In the UK you’ll have a harder job. In the 20th century the en dash started to replace its longer cousin as the dash of choice for British writers to separate clauses in sentences.


As a result, anyone using an em dash is assumed by British writers to be American – or, now, someone who’s secretly been using AI and doesn’t know their ens from their ems.


If you’re making a lot of use of tools like Chat GPT – and who isn’t? – here’s what to get right:


Hyphen - Smaller than a dash, the hyphen is used at the end of a line if the word breaks on to the next line and for some multipart words like tip-off or phrasal adjectives like fast-moving. It shouldn’t be used as a dash to punctuate sentences – though in the days of the typewriter it was the only key for a dash. Typists would sometimes use two hyphens -- to emulate the en dash typographers used.


En dash – Traditionally half the size of an em dash, the en dash is a versatile punctuation mark that helps you indicate a longer pause than a comma or – in pairs – to separate a parenthetical phrase. It’s also used like a colon – to introduce or give emphasis to the following phrase. The en dash should always have two standard character spaces either side of it.


Em dash—Used in the same way as the en dash but without spaces either side of it. It’s still commonly used in the US but not in the UK. Canadian writer Robert Bringhurst, in his influential The Elements of Typographic Style, said: “The em dash is the nineteenth-century standard ... it is too long for use with the best text faces. Like the oversized space between sentences, it belongs to the padded and corseted aesthetic of Victorian typography.” Writing in 1992, his recommendation: “Use spaced en dashes – rather than em dashes or hyphens – to set off phrases.”

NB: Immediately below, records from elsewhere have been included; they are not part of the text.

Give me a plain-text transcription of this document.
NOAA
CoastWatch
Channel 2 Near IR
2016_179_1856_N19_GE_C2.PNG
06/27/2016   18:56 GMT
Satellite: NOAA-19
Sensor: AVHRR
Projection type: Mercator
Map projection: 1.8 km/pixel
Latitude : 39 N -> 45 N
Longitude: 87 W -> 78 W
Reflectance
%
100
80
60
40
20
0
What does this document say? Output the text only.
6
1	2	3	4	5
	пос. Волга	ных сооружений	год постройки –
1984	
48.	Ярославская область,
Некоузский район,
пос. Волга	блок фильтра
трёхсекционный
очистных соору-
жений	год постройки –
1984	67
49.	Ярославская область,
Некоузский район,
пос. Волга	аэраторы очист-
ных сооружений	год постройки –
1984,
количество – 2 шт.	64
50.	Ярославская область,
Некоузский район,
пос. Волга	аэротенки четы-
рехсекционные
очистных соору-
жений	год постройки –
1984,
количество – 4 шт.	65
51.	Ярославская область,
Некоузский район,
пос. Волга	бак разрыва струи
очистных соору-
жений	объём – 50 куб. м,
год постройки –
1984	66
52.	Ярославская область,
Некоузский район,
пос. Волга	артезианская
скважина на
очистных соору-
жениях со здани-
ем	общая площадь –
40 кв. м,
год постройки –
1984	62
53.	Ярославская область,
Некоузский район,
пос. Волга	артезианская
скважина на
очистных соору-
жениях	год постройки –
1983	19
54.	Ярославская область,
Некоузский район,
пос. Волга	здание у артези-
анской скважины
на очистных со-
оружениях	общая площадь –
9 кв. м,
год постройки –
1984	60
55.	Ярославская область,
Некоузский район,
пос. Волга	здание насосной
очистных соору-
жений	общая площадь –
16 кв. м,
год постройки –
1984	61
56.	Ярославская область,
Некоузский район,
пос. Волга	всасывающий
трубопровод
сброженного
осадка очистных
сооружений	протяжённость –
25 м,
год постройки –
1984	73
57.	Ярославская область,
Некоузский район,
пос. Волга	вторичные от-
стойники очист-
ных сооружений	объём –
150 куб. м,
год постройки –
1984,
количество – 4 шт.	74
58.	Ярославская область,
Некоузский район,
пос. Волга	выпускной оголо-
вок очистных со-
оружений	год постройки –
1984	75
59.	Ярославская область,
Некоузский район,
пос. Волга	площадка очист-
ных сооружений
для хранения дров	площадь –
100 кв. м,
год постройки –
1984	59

It’s often stated that the em dash is so called because it’s the width of a capital M in any text size while the en dash is the width of a capital N. But em and en are actually units of typographic measurement. In the days of hot metal printing the em was equal to the length of a piece of type from top to bottom. The en was half the size of the em.


AI needs a keen editorial eye


So if you’re using AI to do some research or just to get you started and avoid “blank page syndrome” don’t fall into the trap of inadvertently carrying across a load of em dashes that makes an experienced reader think you’ve been cheating.


You can try telling ChatGPT not to use em dashes but, as some of the comments on Sawyer’s TikTok show, it just can’t break the habit:


  • "I keep asking ChatGPT to stop using em dashes and it can’t do it. It just keeps using them."


  • "Chat is ADDICTED to the em dash. I have a rule saved not to use the em dash. I have told it to remember that I hate the em dash ... it still uses the em dash. And if I do multiple drafts of a text ... eventually the em dash comes back"


Using AI with Shooglebox


Shooglebox gives you a powerful set of AI tools that can act like a super-efficient assistant to a good writer or editor – not a replacement for them.


We used one of the tools to extract and analyse the 6,000+ comments on Sawyer’s TikTok before checking the results and writing the blog post.


If you try getting Chat GPT, Grok or Gemini to do the whole writing job you’ll find they often repeat errors from other published articles and miss nuance, like differences between American and British usage. And they’ll no doubt overuse that em dash!